Can the bench players remain viable options?

All nine scholarship players, on Duke’s roster are averaging double digit minutes of playing time. The issue is Duke has only nine scholarship players so all nine must continue to improve and perform as the season advances. This Duke team is vulnerable to injury and can be hurt by a single player suffering a lapse of confidence. Duke needs all nine players contributing in order to ensure maximum team performance from now until late March.

How high is Andre Dawkins’ ceiling as a freshman?

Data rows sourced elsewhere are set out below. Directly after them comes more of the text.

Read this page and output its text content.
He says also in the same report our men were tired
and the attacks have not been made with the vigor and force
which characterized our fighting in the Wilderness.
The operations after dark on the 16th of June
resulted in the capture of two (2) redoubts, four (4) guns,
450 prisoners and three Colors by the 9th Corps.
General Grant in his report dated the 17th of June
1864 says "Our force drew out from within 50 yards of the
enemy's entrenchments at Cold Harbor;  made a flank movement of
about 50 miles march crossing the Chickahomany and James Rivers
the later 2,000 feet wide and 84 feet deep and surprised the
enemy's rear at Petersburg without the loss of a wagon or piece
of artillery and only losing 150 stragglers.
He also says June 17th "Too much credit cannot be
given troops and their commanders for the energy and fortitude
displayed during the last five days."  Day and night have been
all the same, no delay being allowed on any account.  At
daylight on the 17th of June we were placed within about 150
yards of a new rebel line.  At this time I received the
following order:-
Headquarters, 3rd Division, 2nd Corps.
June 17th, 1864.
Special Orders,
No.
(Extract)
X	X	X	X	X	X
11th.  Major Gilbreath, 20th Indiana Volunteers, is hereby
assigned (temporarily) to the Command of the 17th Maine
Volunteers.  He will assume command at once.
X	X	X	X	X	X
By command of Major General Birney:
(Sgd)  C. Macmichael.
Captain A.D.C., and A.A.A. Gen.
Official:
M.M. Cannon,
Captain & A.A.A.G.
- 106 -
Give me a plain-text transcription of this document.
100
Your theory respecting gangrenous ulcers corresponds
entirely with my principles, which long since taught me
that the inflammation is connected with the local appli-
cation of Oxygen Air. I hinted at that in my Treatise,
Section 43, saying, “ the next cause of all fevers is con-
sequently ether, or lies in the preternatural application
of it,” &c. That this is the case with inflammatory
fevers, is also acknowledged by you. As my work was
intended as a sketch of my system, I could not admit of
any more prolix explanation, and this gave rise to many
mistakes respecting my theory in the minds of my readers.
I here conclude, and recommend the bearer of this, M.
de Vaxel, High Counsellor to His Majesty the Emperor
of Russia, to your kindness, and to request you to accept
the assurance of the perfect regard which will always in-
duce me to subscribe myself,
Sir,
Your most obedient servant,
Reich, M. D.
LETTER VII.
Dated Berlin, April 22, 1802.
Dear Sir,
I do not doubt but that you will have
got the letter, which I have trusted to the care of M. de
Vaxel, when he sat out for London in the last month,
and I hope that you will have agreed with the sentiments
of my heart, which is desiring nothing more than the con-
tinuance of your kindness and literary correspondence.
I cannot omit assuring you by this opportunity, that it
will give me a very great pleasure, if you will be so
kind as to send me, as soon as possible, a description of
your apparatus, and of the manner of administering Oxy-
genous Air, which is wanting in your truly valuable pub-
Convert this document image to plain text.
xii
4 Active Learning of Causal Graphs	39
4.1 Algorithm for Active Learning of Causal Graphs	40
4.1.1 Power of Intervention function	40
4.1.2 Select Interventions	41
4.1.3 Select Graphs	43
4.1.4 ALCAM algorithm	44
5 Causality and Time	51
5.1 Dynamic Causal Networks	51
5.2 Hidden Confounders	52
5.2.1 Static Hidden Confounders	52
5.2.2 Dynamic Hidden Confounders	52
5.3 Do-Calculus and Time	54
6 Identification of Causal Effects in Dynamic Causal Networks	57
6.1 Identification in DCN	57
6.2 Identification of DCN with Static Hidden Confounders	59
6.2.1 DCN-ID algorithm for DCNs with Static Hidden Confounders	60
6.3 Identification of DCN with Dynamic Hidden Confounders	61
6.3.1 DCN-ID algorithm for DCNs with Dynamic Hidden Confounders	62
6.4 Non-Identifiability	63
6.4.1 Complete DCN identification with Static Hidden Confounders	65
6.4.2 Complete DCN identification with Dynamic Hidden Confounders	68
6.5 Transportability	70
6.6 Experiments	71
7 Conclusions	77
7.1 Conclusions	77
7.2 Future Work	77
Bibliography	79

We already talked about the bench players, but this question is a bit different. Duke needs an explosive fourth offensive option against top notch opponents. Is Andre Dawkins the guy? Or has Dawkins already played the best games of his freshman season? Once again, this is about tougher competition. Dawkins has shined in early season games averaging 9.8 points with double digit performances in five games including 11 points against Connecticut and 12 against Wisconsin with a season high of 20 points against Radford. The question is will Dawkins continue to be a consistent scorer in games against Clemson, Maryland, Florida State, North Carolina, and into the post season?

Duke is known for being a prolific 3-point shooting team and Dawkins is a guy who has the ability to stretch defenses past their comfort zone. Combining big, physical inside play with accurate outside shooting is a lethal formula so Duke needs Dawkins knocking down 3-pointers in 2010 like he did over the first 12 games of the schedule.

The 2009-10 Duke Blue Devils can become a legitimate Final Four contender with continued development as a team, and if the ball bounces their way a couple of times in key situations that are sure to arise. The factor promoting the most optimism in Durham this season is that this Duke team appears to be a squad, which will be much stronger and talented in March than in it was during November and December, and that is very bad news for the teams seeded in the same regional as Duke come March.